It is said that history is written by the winners. For investors who study financial history, they shouldn't fall into the same trap of getting blinded by the story of winners.
Here is an example, a recent Bloomberg column by Barry Ritholz concluded that investors shouldn't get overly concerned by the prospect of war:
That may seem counterintuitive, but if you delve into history, you will discover that markets have more or less found the normal turmoil of geopolitics to be irrelevant. The reasons for this are varied, but consider these factors:
1) Most geopolitical events don't affect corporate revenue and earnings. Even trade restrictions tend to cause consumption to shift as opposed to going way (though there are, of course, some exceptions).
2) Despite the big bold headlines, most of these events are relatively small from a global economic perspective. Take the Russian-Ukraine skirmishes. Ukraine's annual gross domestic product is equal to about two days of U.S. GDP.
3) Markets tend to anticipate large events; by the time news breaks, many key investors have already made adjustments to their holdings. "Buy the rumor, sell the news," is another way of saying the news is already reflected in stock prices.
Hence, "Lose the News" is often good advice for longer-term investors.
Barry is correct in his analysis, up to a point. But he makes to mistake of interpreting history from the viewpoint of the winner. From the perspective of an American investor, his analysis holds up well for the last century. To say that wars, or by extension, geopolitics doesn't matter is to fall into the trap of American (financial) exceptionalism. Even the CFA Institute recently published a paper on how geopolitics affect investments. In addition, Barry`s analysis has severe survivorship problems, as I pointed out before (see The One Big Bet made by most buy-and-hold portfolios).
Survivorship bias in the data
Recall that 100 years ago, the global major powers were Britain, France, Germany, Austria-Hungary (remember them?) and Russia. Other smaller powers included Italy, Turkey, Japan, the US, Argentina and Canada, just to name a few. As per data from Credit Suisse, here are the real returns of German stock bond and cash assets since 1900. $1 invested in German equities in 1900 would have netted you $38 on an inflation adjusted basis in 2013 (and there was *ahem* severe volatility in the 1914-18 and 1939-45 period). How would those assumptions work in your rate of return models?
Here is the chart for Japan:
Russian investors did far worse, assuming that they were allowed to live;
The same could be said of Chinese investors:
Now do you understand what I mean by (financial) history being told by the winners and American exceptionalism? Here are the asset returns of some of the winning countries of the First and Second World War. Take, for example, France, whose real equity returns wasn't that different than German ones, though the downside volatility was not as severe:
UK returns did reasonably well, as Britain never had unfriendly foreign troops on its soil:
By contrast, here are the US returns. Notwithstanding the problems faced by losing countries like Japan and Germany, An American equity investor who started with $1 in equities in 1900 ended up with a whopping real $1,248 in 2013, compared to $379 for a British investor, the resident of another winning country.
Survivorship bias and American exceptionalism indeed! The story of finance has mainly been told from the perspective of one of the most successful winners of the past century. The question then becomes, "Is the American perspective the correct one for financial planning?"
Another American perspective
If you don't believe me and still think that America is different from the rest of the world, let's go back a little further in America's past, beyond the 1900 start date of the Credit Suisse study. This tweet from Plan Maestro shows the price performance of Confederate bonds during the 19th Century.
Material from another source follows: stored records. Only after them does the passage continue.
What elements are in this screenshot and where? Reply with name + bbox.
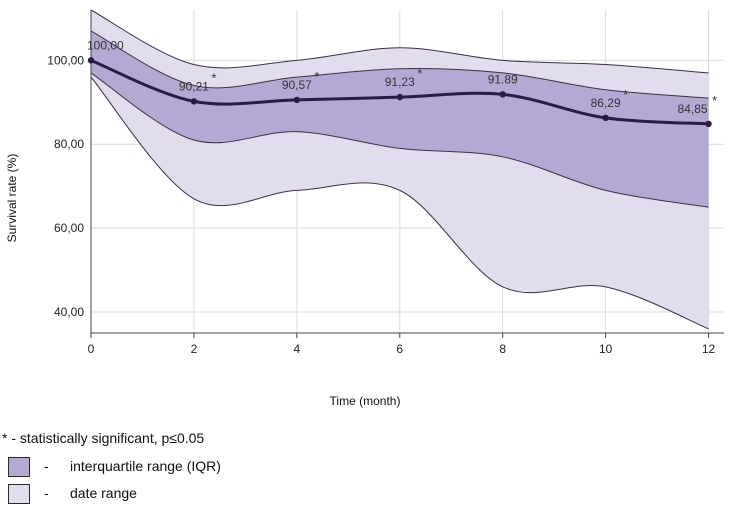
- x-tick-label: 0: [88, 342, 95, 356]
- y-tick-label: 40,00: [54, 305, 84, 319]
- iqr-upper-line: [90, 30, 709, 99]
- legend-label-range: date range: [70, 485, 137, 501]
- bands: [90, 9, 709, 330]
- significance-star: *: [211, 70, 216, 85]
- significance-star: *: [417, 66, 422, 81]
- y-tick-label: 100,00: [47, 53, 84, 67]
- significance-note: * - statistically significant, p≤0.05: [2, 430, 205, 446]
- x-tick-label: 4: [294, 342, 301, 356]
- range-swatch: [8, 484, 30, 504]
- x-tick-label: 6: [396, 342, 403, 356]
- median-point: [705, 120, 712, 128]
- iqr-swatch: [8, 457, 30, 477]
- median-point: [499, 91, 506, 98]
- data-label: 100,00: [87, 38, 124, 52]
- survival-chart: 40,00 60,00 80,00 100,00 0 2 4 6 8 10 12 100,00 90,…: [5, 9, 724, 408]
- median-point: [396, 93, 403, 101]
- median-point: [293, 96, 301, 104]
- axes: 40,00 60,00 80,00 100,00 0 2 4 6 8 10 12: [47, 10, 724, 356]
- iqr-band: [91, 30, 709, 208]
- x-axis-title: Time (month): [330, 394, 401, 408]
- legend-label-iqr: interquartile range (IQR): [70, 458, 221, 474]
- data-label: 91,23: [385, 75, 415, 89]
- y-tick-label: 60,00: [54, 221, 84, 235]
- significance-star: *: [314, 69, 319, 84]
- median-line-group: [87, 57, 712, 128]
- significance-star: *: [623, 87, 628, 102]
- y-axis-title: Survival rate (%): [5, 154, 19, 243]
- data-label: 90,57: [282, 78, 312, 92]
- x-tick-label: 8: [499, 342, 506, 356]
- y-tick-label: 80,00: [54, 137, 84, 151]
- x-tick-label: 2: [191, 342, 198, 356]
- data-label: 90,21: [179, 79, 209, 93]
- median-point: [190, 98, 198, 105]
- x-tick-label: 12: [702, 342, 716, 356]
- data-label: 84,85: [678, 102, 708, 116]
- legend-dash: -: [44, 485, 49, 501]
- iqr-lower-line: [90, 72, 709, 208]
- median-point: [87, 57, 95, 64]
- x-tick-label: 10: [599, 342, 613, 356]
- legend-item-range: - date range: [8, 484, 408, 506]
- data-label: 91.89: [488, 72, 518, 86]
- legend-item-iqr: - interquartile range (IQR): [8, 457, 408, 479]
- legend-dash: -: [44, 458, 49, 474]
- data-label: 86,29: [591, 96, 621, 110]
- significance-star: *: [712, 93, 717, 108]
- median-point: [602, 114, 609, 122]
- date-range-lower-line: [90, 76, 709, 330]
- date-range-upper-line: [90, 9, 709, 74]
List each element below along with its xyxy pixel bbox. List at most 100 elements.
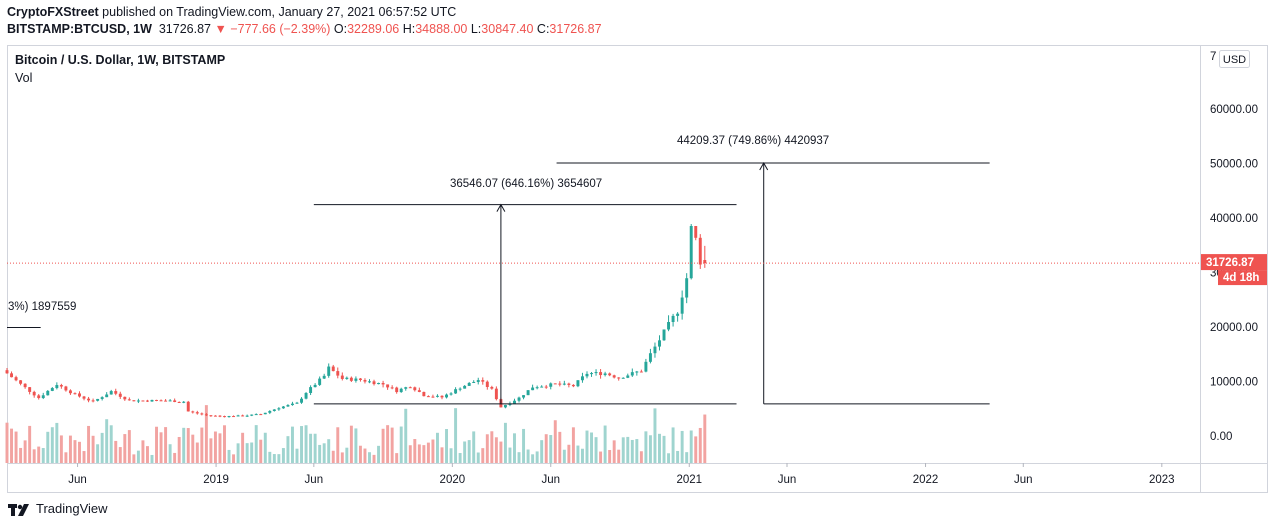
volume-bar (490, 431, 494, 463)
volume-bar (105, 419, 109, 463)
candle-body (223, 416, 226, 418)
volume-bar (390, 427, 394, 463)
candle-body (689, 226, 693, 279)
candle-body (463, 385, 467, 389)
volume-bar (540, 440, 544, 463)
volume-bar (667, 453, 671, 463)
volume-bar (209, 438, 213, 463)
volume-bar (585, 430, 589, 463)
volume-bar (55, 422, 59, 463)
volume-bar (78, 441, 81, 463)
volume-bar (227, 449, 231, 463)
volume-bar (535, 451, 539, 463)
volume-bar (553, 420, 557, 463)
tradingview-logo-icon (8, 503, 29, 516)
volume-bar (331, 450, 335, 463)
candle-body (535, 387, 539, 389)
volume-bar (300, 426, 304, 463)
candle-body (685, 278, 689, 298)
last-price-label: 31726.87 4d 18h (1201, 254, 1267, 286)
candle-body (96, 398, 100, 401)
volume-bar (10, 428, 14, 463)
close-value: 31726.87 (549, 22, 602, 36)
candle-body (440, 395, 444, 398)
volume-bar (14, 431, 18, 463)
volume-bar (368, 452, 371, 463)
candle-body (445, 394, 448, 398)
volume-bar (517, 452, 521, 463)
volume-bar (386, 425, 390, 463)
volume-bar (141, 440, 145, 463)
candle-body (10, 373, 14, 378)
candle-body (177, 402, 181, 404)
volume-bar (472, 431, 476, 463)
volume-bar (32, 449, 36, 463)
candles (5, 223, 707, 418)
candle-body (254, 414, 258, 416)
low-value: 30847.40 (481, 22, 534, 36)
volume-bar (37, 446, 41, 463)
volume-bar (286, 436, 290, 463)
candle-body (5, 370, 9, 374)
candle-body (703, 260, 707, 264)
candle-body (381, 382, 385, 385)
candle-body (662, 329, 666, 341)
volume-bar (168, 444, 172, 463)
candle-body (55, 385, 59, 389)
volume-bar (526, 449, 530, 463)
candle-body (349, 377, 353, 381)
candle-body (59, 385, 63, 387)
candle-body (123, 396, 127, 400)
currency-badge-label: USD (1223, 54, 1246, 66)
candle-body (331, 366, 335, 372)
volume-bar (82, 451, 86, 463)
candle-body (608, 373, 612, 376)
drawings[interactable] (7, 161, 990, 405)
volume-bar (513, 433, 516, 463)
volume-bar (191, 434, 195, 463)
volume-bar (87, 425, 91, 463)
volume-bar (64, 452, 68, 463)
volume-bar (109, 425, 113, 463)
last-price-label-text: 31726.87 (1206, 257, 1254, 269)
footer[interactable]: TradingView (8, 501, 108, 516)
candle-body (28, 387, 32, 392)
volume-bar (426, 442, 430, 463)
volume-bar (676, 450, 680, 463)
candle-body (245, 415, 249, 417)
candle-body (186, 401, 190, 412)
volume-bar (349, 425, 353, 463)
x-tick-label: Jun (778, 474, 797, 486)
volume-bar (250, 442, 254, 463)
author-name: CryptoFXStreet (7, 5, 99, 19)
candle-body (580, 376, 584, 381)
candle-body (218, 415, 222, 417)
currency-badge[interactable]: USD (1219, 50, 1250, 68)
high-label: H: (402, 22, 416, 36)
volume-bar (635, 439, 639, 463)
candle-body (204, 414, 208, 416)
candle-body (698, 237, 702, 265)
candle-body (377, 382, 381, 385)
volume-bar (28, 425, 32, 463)
volume-bar (327, 439, 331, 463)
time-axis[interactable]: Jun 2019 Jun 2020 Jun 2021 Jun 2022 Jun 2023 (68, 463, 1175, 486)
candle-body (91, 400, 95, 402)
candle-body (250, 414, 254, 416)
candle-body (635, 371, 639, 373)
volume-bar (404, 408, 408, 463)
candle-body (658, 340, 661, 347)
volume-bar (503, 422, 507, 463)
candle-body (408, 387, 412, 389)
volume-bar (118, 447, 122, 463)
candle-body (458, 388, 462, 390)
candle-body (87, 398, 91, 401)
candle-body (363, 379, 367, 382)
candle-body (680, 297, 684, 314)
candle-body (671, 315, 675, 323)
candle-body (304, 392, 308, 399)
volume-bar (508, 447, 512, 463)
volume-bar (544, 434, 548, 463)
volume-bar (272, 454, 276, 463)
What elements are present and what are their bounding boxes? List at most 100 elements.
How did the holders of those bonds fare, assuming that they survived the burning of Atlanta in Sherman's march to the sea? Did southerners name their sons Ozymandias?
I met a traveller from an antique land
Who said: "Two vast and trunkless legs of stone
Stand in the desert. Near them on the sand,
Half sunk, a shattered visage lies, whose frown
And wrinkled lip and sneer of cold command
Tell that its sculptor well those passions read
Which yet survive, stamped on these lifeless things,
The hand that mocked them and the heart that fed.
And on the pedestal these words appear:
`My name is Ozymandias, King of Kings:
Look on my works, ye mighty, and despair!'
Nothing beside remains. Round the decay
Of that colossal wreck, boundless and bare,
The lone and level sands stretch far away".
Ask yourself realistically, "How would war affect my portfolio if I were in the shoes of any of those unfortunate souls who happened to be on the losing side?"
Disclaimer: The opinions and any recommendations expressed in this blog are solely those of the author. None of the information or opinions expressed in this blog constitutes a solicitation for the purchase or sale of any security or other instrument. Nothing in this article constitutes investment advice and any recommendations that may be contained herein have not been based upon a consideration of the investment objectives, financial situation or particular needs of any specific recipient. Any purchase or sale activity in any securities or other instrument should be based upon your own analysis and conclusions. Past performance is not indicative of future results. Mr. Hui may hold or control long or short positions in the securities or instruments mentioned.